A History of Art in Ancient Egypt, Vol. 2 (of 2)
A HISTORY OF ART IN ANCIENT EGYPT
FROM THE FRENCH OF GEORGES PERROT, PROFESSOR IN THE FACULTY OF LETTERS, PARIS; MEMBER OF THE INSTITUTE AND CHARLES CHIPIEZ.
ILLUSTRATED WITH FIVE HUNDRED AND NINETY-EIGHT ENGRAVINGS IN THE TEXT, AND FOURTEEN STEEL AND COLOURED PLATES.
IN TWO VOLUMES.—VOL. II.
TRANSLATED AND EDITED BY WALTER ARMSTRONG, B. A., Oxon., AUTHOR OF ALFRED STEVENS, ETC.
London: CHAPMAN AND HALL, Limited. New York: A. C. ARMSTRONG AND SON. 1883.

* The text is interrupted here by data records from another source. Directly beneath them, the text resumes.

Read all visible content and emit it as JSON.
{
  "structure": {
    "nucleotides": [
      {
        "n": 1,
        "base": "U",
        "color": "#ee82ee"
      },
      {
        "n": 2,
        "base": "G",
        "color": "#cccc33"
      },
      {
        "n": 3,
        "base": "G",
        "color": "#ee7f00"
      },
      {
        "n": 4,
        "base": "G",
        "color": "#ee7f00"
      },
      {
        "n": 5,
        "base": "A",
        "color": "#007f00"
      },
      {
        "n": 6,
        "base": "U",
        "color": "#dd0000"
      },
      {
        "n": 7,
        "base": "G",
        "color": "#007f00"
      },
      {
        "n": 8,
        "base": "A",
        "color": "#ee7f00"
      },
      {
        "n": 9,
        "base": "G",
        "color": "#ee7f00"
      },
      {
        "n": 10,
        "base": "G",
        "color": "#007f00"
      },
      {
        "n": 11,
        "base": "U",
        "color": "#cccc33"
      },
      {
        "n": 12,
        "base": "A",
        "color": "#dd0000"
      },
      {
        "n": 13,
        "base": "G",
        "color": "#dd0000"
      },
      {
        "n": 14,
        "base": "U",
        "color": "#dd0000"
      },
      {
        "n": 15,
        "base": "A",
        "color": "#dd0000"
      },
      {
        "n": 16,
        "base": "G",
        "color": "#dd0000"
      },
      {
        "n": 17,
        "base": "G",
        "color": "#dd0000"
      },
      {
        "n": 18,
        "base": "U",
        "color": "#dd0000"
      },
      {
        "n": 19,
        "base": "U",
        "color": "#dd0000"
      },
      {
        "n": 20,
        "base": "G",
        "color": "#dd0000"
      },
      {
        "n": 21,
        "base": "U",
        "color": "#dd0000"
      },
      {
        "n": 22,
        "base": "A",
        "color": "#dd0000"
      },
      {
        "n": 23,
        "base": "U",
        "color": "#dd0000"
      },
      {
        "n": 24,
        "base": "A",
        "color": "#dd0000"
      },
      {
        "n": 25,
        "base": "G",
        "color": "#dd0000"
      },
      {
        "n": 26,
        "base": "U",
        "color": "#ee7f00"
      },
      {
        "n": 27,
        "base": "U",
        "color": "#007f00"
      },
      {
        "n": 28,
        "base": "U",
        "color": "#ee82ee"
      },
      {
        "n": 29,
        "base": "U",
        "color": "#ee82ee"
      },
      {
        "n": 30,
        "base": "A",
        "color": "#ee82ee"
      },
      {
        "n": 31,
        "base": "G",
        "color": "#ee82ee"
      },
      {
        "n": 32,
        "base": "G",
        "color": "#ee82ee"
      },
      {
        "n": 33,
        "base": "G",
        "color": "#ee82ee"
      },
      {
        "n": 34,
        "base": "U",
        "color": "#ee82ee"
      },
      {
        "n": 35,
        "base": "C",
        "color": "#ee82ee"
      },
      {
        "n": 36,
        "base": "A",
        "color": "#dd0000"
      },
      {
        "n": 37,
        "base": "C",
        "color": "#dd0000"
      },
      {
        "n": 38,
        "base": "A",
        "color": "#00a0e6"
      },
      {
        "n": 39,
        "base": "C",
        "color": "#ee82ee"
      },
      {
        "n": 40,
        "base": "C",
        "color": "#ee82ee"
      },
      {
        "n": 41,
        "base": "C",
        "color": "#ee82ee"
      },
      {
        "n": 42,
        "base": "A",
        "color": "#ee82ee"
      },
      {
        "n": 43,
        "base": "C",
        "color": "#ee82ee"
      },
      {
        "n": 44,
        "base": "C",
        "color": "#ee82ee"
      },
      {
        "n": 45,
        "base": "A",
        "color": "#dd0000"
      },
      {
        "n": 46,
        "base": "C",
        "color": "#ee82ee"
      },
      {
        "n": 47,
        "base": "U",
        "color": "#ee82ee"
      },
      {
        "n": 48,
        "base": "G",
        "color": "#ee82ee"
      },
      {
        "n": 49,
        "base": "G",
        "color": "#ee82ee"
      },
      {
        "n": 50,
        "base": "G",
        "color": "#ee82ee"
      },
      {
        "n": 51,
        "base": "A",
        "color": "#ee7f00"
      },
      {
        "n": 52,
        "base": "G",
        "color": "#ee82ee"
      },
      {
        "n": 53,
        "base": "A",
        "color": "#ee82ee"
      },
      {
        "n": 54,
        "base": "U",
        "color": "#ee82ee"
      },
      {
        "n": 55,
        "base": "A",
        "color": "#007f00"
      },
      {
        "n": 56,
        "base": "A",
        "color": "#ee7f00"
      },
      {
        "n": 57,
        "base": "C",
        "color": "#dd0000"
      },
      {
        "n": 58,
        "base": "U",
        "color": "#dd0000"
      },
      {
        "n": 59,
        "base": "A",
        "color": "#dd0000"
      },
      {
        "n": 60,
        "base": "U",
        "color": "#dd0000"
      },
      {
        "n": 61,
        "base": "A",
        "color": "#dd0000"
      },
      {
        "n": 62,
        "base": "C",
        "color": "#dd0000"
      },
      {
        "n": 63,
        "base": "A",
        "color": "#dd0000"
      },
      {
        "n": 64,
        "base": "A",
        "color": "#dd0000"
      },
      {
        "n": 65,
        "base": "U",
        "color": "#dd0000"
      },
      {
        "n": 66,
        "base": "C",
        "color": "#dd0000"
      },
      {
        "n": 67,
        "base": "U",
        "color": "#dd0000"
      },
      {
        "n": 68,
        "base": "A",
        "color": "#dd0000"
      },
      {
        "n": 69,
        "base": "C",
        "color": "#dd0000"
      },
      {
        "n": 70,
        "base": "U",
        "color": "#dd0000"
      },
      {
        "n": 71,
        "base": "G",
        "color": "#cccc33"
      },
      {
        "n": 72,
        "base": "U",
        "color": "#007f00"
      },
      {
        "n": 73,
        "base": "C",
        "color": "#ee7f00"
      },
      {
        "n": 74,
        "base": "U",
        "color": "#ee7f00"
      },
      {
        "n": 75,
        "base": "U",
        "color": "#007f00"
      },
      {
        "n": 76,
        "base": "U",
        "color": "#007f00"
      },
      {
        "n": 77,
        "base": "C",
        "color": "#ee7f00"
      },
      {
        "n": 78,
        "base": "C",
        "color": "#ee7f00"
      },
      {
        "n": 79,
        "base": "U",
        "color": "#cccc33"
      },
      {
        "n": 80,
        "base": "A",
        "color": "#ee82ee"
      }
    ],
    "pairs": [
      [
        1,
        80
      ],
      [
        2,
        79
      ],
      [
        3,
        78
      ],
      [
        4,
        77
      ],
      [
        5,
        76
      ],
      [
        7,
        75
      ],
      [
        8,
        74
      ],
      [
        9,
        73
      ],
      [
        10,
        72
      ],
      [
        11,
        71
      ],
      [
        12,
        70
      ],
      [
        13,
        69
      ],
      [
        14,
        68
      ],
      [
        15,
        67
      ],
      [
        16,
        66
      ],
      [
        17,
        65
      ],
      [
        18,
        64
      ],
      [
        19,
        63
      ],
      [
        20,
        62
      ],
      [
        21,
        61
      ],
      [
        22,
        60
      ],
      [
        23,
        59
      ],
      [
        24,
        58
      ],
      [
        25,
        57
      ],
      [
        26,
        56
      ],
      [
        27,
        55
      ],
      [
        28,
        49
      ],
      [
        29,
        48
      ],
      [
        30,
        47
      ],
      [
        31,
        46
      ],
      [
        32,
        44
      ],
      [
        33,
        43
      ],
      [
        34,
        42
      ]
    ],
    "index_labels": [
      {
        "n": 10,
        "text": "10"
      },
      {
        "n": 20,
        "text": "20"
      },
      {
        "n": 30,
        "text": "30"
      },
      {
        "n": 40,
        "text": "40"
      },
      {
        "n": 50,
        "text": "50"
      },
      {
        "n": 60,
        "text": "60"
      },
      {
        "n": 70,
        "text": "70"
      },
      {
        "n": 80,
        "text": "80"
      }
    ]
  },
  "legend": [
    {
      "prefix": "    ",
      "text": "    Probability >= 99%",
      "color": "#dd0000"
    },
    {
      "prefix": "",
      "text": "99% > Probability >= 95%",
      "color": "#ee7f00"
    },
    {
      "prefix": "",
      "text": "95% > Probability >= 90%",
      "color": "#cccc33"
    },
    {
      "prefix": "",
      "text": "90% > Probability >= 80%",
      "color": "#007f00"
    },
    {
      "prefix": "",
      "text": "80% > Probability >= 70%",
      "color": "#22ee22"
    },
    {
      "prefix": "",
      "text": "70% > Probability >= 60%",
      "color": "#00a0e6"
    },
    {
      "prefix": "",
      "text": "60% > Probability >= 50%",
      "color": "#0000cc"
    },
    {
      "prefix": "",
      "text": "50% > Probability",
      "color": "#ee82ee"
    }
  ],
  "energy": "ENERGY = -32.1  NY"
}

London: R. Clay, Sons, and Taylor, BREAD STREET HILL.
CIVIL AND MILITARY ARCHITECTURE.
We have seen that sepulchral and religious architecture are represented in Egypt by numerous and well preserved monuments. It is not so in the case of civil and military architecture. Of these, time has spared but very few remains and all that the ancient historians tell us on the subject amounts to very little. Our best aids in the endeavour to fill up this lacuna are the pictures and bas-reliefs of the tombs, in which store-houses, granaries, houses and villas of the Pharaonic period are often figured.
It is not always easy, however, to trace the actual conformation and arrangement of those buildings through the conventionalities employed by the artists, and we must therefore begin by attempting to understand the ideas with which the Egyptians made the representations in question. Their idea was to show all at a single glance; to combine in one view matters which could only be seen in reality from many successive points, such as all the façades of a building, with its external aspect and internal arrangements. This notion may be compared to that which recommends itself to a young child when, in drawing a profile, he insists upon giving it two ears, because when he looks at a front face he sees two ears standing out beyond either cheek.